Formretax BtM: Gefährdet Kleinschreibung die Arzneimittelsicherheit?

Retaxationen aufgrund von Formfehlern kommen nach wie vor häufig in Apotheken vor, wie bereits in verschiedenen Retax-Newslettern zu lesen war (z. B. Newsletter vom 19.03.2015:
Null-Retaxationen aufgrund von BtM-Formfehlern).

Nachfolgend eine weitere BtM-Nullretax, der eine pharmazeutisch korrekte Patientenversorgung voraus ging.
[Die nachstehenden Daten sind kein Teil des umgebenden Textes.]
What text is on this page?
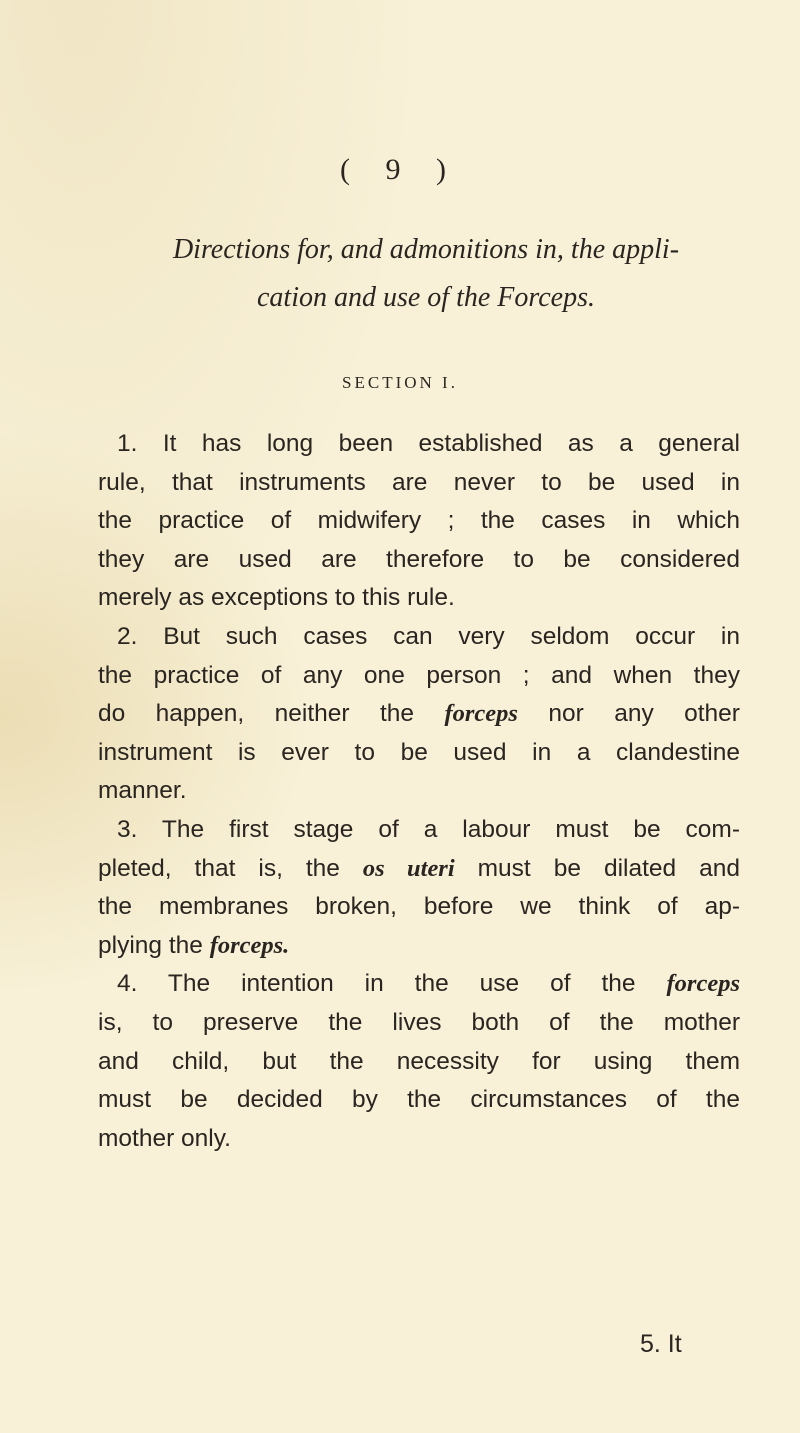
( 9 )
Directions for, and admonitions in, the appli-
cation and use of the Forceps.
SECTION I.
1. It has long been established as a general
rule, that instruments are never to be used in
the practice of midwifery ; the cases in which
they are used are therefore to be considered
merely as exceptions to this rule.
2. But such cases can very seldom occur in
the practice of any one person ; and when they
do happen, neither the forceps nor any other
instrument is ever to be used in a clandestine
manner.
3. The first stage of a labour must be com-
pleted, that is, the os uteri must be dilated and
the membranes broken, before we think of ap-
plying the forceps.
4. The intention in the use of the forceps
is, to preserve the lives both of the mother
and child, but the necessity for using them
must be decided by the circumstances of the
mother only.
5. It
Dabei wurde weder die Arzneimittelsicherheit gefährdet, noch ein finanzieller Nachteil für die Krankenkasse oder die Solidargemeinschaft verursacht.

Retaxiert wurden zwei BtM-Verordnungen mit einer Retaxsumme von insgesamt 1062,87 Euro.

Rezept 1:

Krankenkasse: Audi BKK (IK 8534160)

Zwei Verordnungen über: Palexia Retard 200 mg 100 St.

Verordnungsdatum: 01.07.2014 und 24.07.2014

Der verordnende Arzt hatte beachtet, dass bereits bei einer Verordnung und ab einer Tablettenzahl vom 77 St. à 232,95 mg Tapentadol die zulässige Höchstmenge von 18.000 mg überschritten wurde und daher die Verordnungen jeweils mit dem gesetzlich vorgegeben Hinweis für die Ausnahmeverordnung bedruckt.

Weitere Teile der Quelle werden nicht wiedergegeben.